Troh, 55, her 13-year-old son and two relatives who shared the apartment where Duncan stayed were quarantined for the mandatory period of 21 days. They got death threats, they said, and some even called Duncan a terrorist intent on spreading Ebola across the country.
 
"He did not mean to come here with Ebola," said Troh. "He came purposely for us to get married and live together."Troh said she is not angry with Duncan but is sorry his trip unknowingly carrying the virus caused so much pain and turmoil.
 
Two nurses who cared for Duncan at the hospital, Nina Pham and Amber Vinson, became infected with Ebola.
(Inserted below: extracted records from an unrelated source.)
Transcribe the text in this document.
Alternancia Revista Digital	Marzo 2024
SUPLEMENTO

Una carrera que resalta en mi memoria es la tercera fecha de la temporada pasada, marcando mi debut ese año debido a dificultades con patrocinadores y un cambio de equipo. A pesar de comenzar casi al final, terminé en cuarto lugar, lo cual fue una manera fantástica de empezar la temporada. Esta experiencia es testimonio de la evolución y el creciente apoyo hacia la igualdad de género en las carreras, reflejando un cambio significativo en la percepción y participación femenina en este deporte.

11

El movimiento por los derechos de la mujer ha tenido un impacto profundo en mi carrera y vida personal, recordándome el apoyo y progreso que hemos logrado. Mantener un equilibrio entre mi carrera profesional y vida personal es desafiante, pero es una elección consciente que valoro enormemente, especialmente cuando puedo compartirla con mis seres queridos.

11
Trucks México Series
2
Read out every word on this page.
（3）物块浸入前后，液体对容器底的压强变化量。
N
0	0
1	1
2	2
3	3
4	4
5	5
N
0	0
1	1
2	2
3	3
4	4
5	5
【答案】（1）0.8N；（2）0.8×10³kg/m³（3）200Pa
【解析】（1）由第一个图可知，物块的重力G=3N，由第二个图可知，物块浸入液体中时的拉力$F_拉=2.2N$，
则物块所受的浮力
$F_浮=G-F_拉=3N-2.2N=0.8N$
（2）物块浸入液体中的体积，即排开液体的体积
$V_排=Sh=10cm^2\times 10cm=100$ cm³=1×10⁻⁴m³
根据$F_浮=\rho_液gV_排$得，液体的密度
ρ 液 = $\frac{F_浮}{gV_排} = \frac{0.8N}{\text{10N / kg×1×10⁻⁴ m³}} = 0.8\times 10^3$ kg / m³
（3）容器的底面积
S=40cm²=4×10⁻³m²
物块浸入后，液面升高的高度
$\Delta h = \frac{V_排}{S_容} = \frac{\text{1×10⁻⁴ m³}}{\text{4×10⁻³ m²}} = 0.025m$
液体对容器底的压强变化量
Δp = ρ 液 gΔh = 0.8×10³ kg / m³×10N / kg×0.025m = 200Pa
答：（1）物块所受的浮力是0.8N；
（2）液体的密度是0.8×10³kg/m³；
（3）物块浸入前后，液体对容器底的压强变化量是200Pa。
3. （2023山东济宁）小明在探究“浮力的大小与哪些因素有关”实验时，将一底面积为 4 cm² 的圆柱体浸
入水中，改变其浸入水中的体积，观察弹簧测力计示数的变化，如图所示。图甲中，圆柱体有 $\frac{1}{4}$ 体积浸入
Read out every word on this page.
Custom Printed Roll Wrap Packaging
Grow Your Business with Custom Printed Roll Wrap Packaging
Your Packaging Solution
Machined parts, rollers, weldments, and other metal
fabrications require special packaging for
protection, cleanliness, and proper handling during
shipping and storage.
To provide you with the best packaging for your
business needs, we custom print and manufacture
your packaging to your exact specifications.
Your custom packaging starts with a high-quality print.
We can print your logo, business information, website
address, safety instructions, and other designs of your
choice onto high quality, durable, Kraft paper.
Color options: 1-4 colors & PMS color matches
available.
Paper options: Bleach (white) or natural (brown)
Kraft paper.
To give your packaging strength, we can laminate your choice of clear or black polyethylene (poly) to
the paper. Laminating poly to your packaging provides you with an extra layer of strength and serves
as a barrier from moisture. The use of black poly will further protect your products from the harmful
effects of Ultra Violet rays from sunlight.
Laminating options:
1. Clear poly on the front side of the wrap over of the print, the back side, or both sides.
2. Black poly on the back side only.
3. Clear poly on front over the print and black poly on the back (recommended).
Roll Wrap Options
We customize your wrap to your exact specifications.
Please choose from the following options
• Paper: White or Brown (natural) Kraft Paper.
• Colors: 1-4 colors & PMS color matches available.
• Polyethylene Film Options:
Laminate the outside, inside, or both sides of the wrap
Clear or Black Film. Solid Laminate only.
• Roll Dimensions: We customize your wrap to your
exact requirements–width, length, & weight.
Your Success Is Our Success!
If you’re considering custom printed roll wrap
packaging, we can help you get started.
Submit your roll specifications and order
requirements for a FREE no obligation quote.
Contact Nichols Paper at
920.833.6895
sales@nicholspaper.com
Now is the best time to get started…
Both recovered.
 
Duncan's parents and four children reached a settlement with the Dallas hospital, which admitted to mistakes in his care. Troh was not part of the settlement.
 
Her notoriety has prevented her from returning to her job as a nursing home aide or seeking other employment, Troh said.
 
"People are calling me the 'Ebola man's wife,'" she said. Adding to the grief was the necessary decision to cremate Duncan's body to prevent further contamination, but it also deprived the family of a traditional funeral, she said.
 
Troh said she hopes to change the focus by telling their love story so that Duncan's life will not be defined by the disease that killed him."He was just Eric," Troh said. "He was a person. He was a human being.